Меня пропустили удивительно быстро, без бахил, без халата. Только сказали: «Вы Глаголев? Пойдемте». Повели прямо в отделение реанимации, где заведующая отделением без обиняков мне все выложила: «Смотрите, кого вы родили». И показала все патологии.
Дочь родилась весом 1400 граммов. Маленький комочек, похожий на цыпленка. Глядя на нее, я чувствовал, как будто моя машина на полной скорости врезалась в столб…
– Осмысление произошедшего пришло сразу или понадобилось время?

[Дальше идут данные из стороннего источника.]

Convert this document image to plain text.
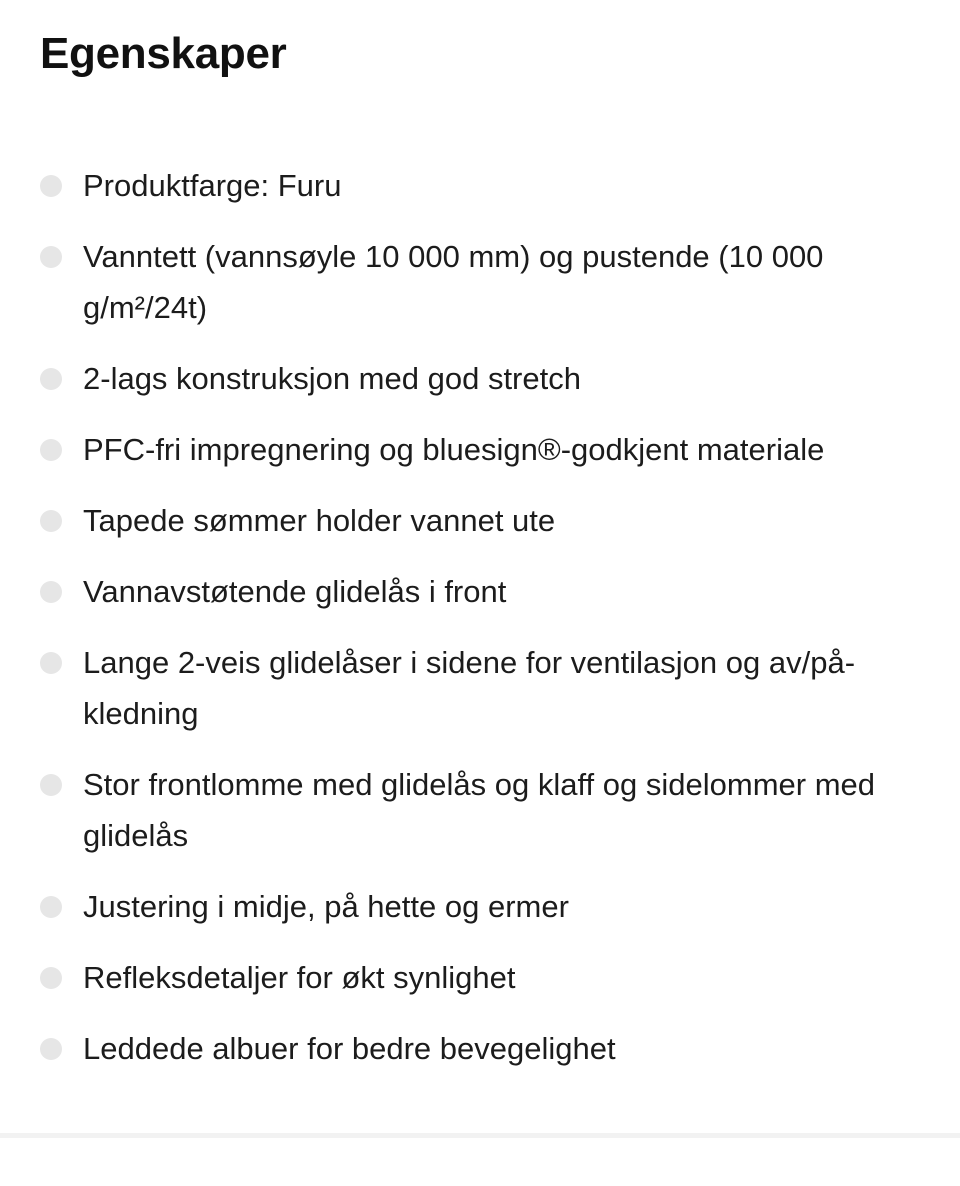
Egenskaper
Produktfarge: Furu
Vanntett (vannsøyle 10 000 mm) og pustende (10 000 g/m²/24t)
2-lags konstruksjon med god stretch
PFC-fri impregnering og bluesign®-godkjent materiale
Tapede sømmer holder vannet ute
Vannavstøtende glidelås i front
Lange 2-veis glidelåser i sidene for ventilasjon og av/på-kledning
Stor frontlomme med glidelås og klaff og sidelommer med glidelås
Justering i midje, på hette og ermer
Refleksdetaljer for økt synlighet
Leddede albuer for bedre bevegelighet
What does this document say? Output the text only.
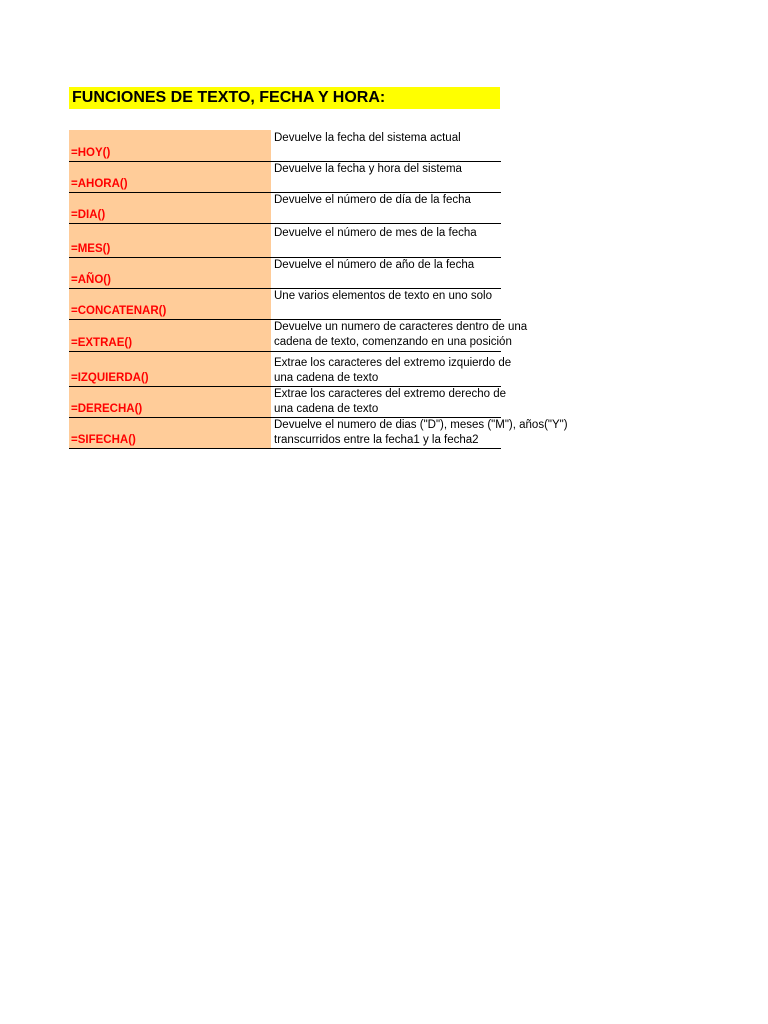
FUNCIONES DE TEXTO, FECHA Y HORA:
=HOY()
Devuelve la fecha del sistema actual
=AHORA()
Devuelve la fecha y hora del sistema
=DIA()
Devuelve el número de día de la fecha
=MES()
Devuelve el número de mes de la fecha
=AÑO()
Devuelve el número de año de la fecha
=CONCATENAR()
Une varios elementos de texto en uno solo
=EXTRAE()
Devuelve un numero de caracteres dentro de una
cadena de texto, comenzando en una posición
=IZQUIERDA()
Extrae los caracteres del extremo izquierdo de
una cadena de texto
=DERECHA()
Extrae los caracteres del extremo derecho de
una cadena de texto
=SIFECHA()
Devuelve el numero de dias ("D"), meses ("M"), años("Y")
transcurridos entre la fecha1 y la fecha2
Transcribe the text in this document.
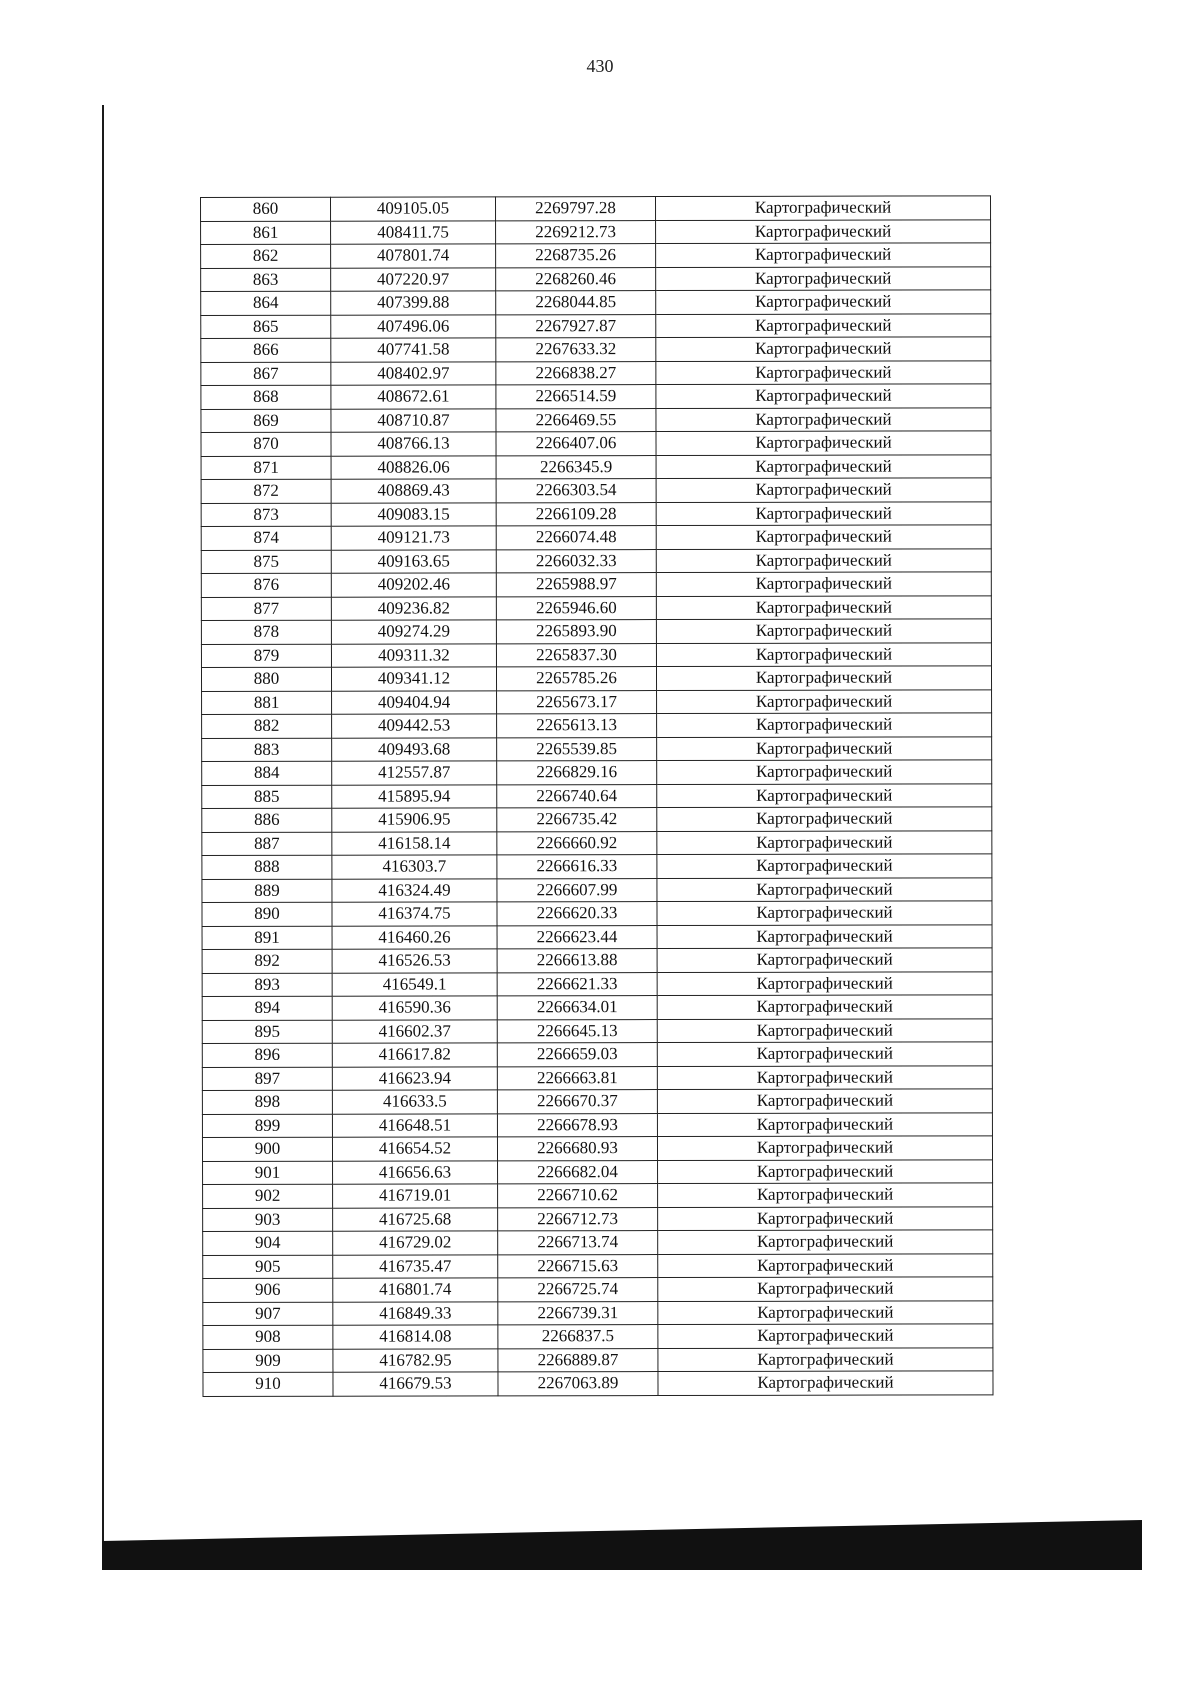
430
860	409105.05	2269797.28	Картографический
861	408411.75	2269212.73	Картографический
862	407801.74	2268735.26	Картографический
863	407220.97	2268260.46	Картографический
864	407399.88	2268044.85	Картографический
865	407496.06	2267927.87	Картографический
866	407741.58	2267633.32	Картографический
867	408402.97	2266838.27	Картографический
868	408672.61	2266514.59	Картографический
869	408710.87	2266469.55	Картографический
870	408766.13	2266407.06	Картографический
871	408826.06	2266345.9	Картографический
872	408869.43	2266303.54	Картографический
873	409083.15	2266109.28	Картографический
874	409121.73	2266074.48	Картографический
875	409163.65	2266032.33	Картографический
876	409202.46	2265988.97	Картографический
877	409236.82	2265946.60	Картографический
878	409274.29	2265893.90	Картографический
879	409311.32	2265837.30	Картографический
880	409341.12	2265785.26	Картографический
881	409404.94	2265673.17	Картографический
882	409442.53	2265613.13	Картографический
883	409493.68	2265539.85	Картографический
884	412557.87	2266829.16	Картографический
885	415895.94	2266740.64	Картографический
886	415906.95	2266735.42	Картографический
887	416158.14	2266660.92	Картографический
888	416303.7	2266616.33	Картографический
889	416324.49	2266607.99	Картографический
890	416374.75	2266620.33	Картографический
891	416460.26	2266623.44	Картографический
892	416526.53	2266613.88	Картографический
893	416549.1	2266621.33	Картографический
894	416590.36	2266634.01	Картографический
895	416602.37	2266645.13	Картографический
896	416617.82	2266659.03	Картографический
897	416623.94	2266663.81	Картографический
898	416633.5	2266670.37	Картографический
899	416648.51	2266678.93	Картографический
900	416654.52	2266680.93	Картографический
901	416656.63	2266682.04	Картографический
902	416719.01	2266710.62	Картографический
903	416725.68	2266712.73	Картографический
904	416729.02	2266713.74	Картографический
905	416735.47	2266715.63	Картографический
906	416801.74	2266725.74	Картографический
907	416849.33	2266739.31	Картографический
908	416814.08	2266837.5	Картографический
909	416782.95	2266889.87	Картографический
910	416679.53	2267063.89	Картографический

– Я для себя отметил, что мне понадобилось 8-10 месяцев, чтобы осознать, принять и понять, что делать дальше. А у жены на принятие ушло значительно больше времени, несколько лет. Наверное, потому, что папе проще принять. У отца нет такой связи с ребенком. У мамы эта связь изначальна и безусловна. А папа к любви к ребенку приходит потом. А иногда и не приходит. Более прагматически подходит, умом, что ли. Это известный факт. Плюс, если женщина все переживает на эмоциональном уровне, то мужчина, как правило, ищет какие-либо конкретные решения. Это тоже мобилизует.
– Какие решения нашли?
– Сначала нашел смысл в освещении нашей истории жизни. Когда Саше исполнился год, мы сделали посвященную ей страничку в фейсбуке. И стали рассказывать, как мы живем. Сейчас у странички более тысячи подписчиков. Через год я сменил работу и ушел в благотворительность. До этого было полное ощущение неизвестности, непонимания, что делать.
– Но делали же, спасали ребенка.
– С первых же дней. Но приятие новой жизни пришло много позже. А в роддоме пришлось делать первую операцию, потому что один из ее пороков сердца был несовместим с жизнью. Только один хирург согласился сделать такую операцию. Делал дольше, чем обычно, но сделал очень хорошо, благодаря этому Саша жива. Осталось три порока. Но из-за большого количества патологий больницы не хотели нас брать, потому что исход был всем понятен, а зачем кому-то ухудшать статистику.
Кстати, решить эту проблему помогла та самая заведующая отделением, которая шокировала новостью о болезни ребенка. Может, у нее в тот момент было плохое настроение, не знаю. Но в дальнейшем с ее стороны было хорошее отношение. Она помогла нам устроиться в Тушинскую больницу, нас согласились принять. Через какое-то время сняли с ИВЛ, а через 3-4 месяца нам сказали: «Всё, готовьтесь забирать домой».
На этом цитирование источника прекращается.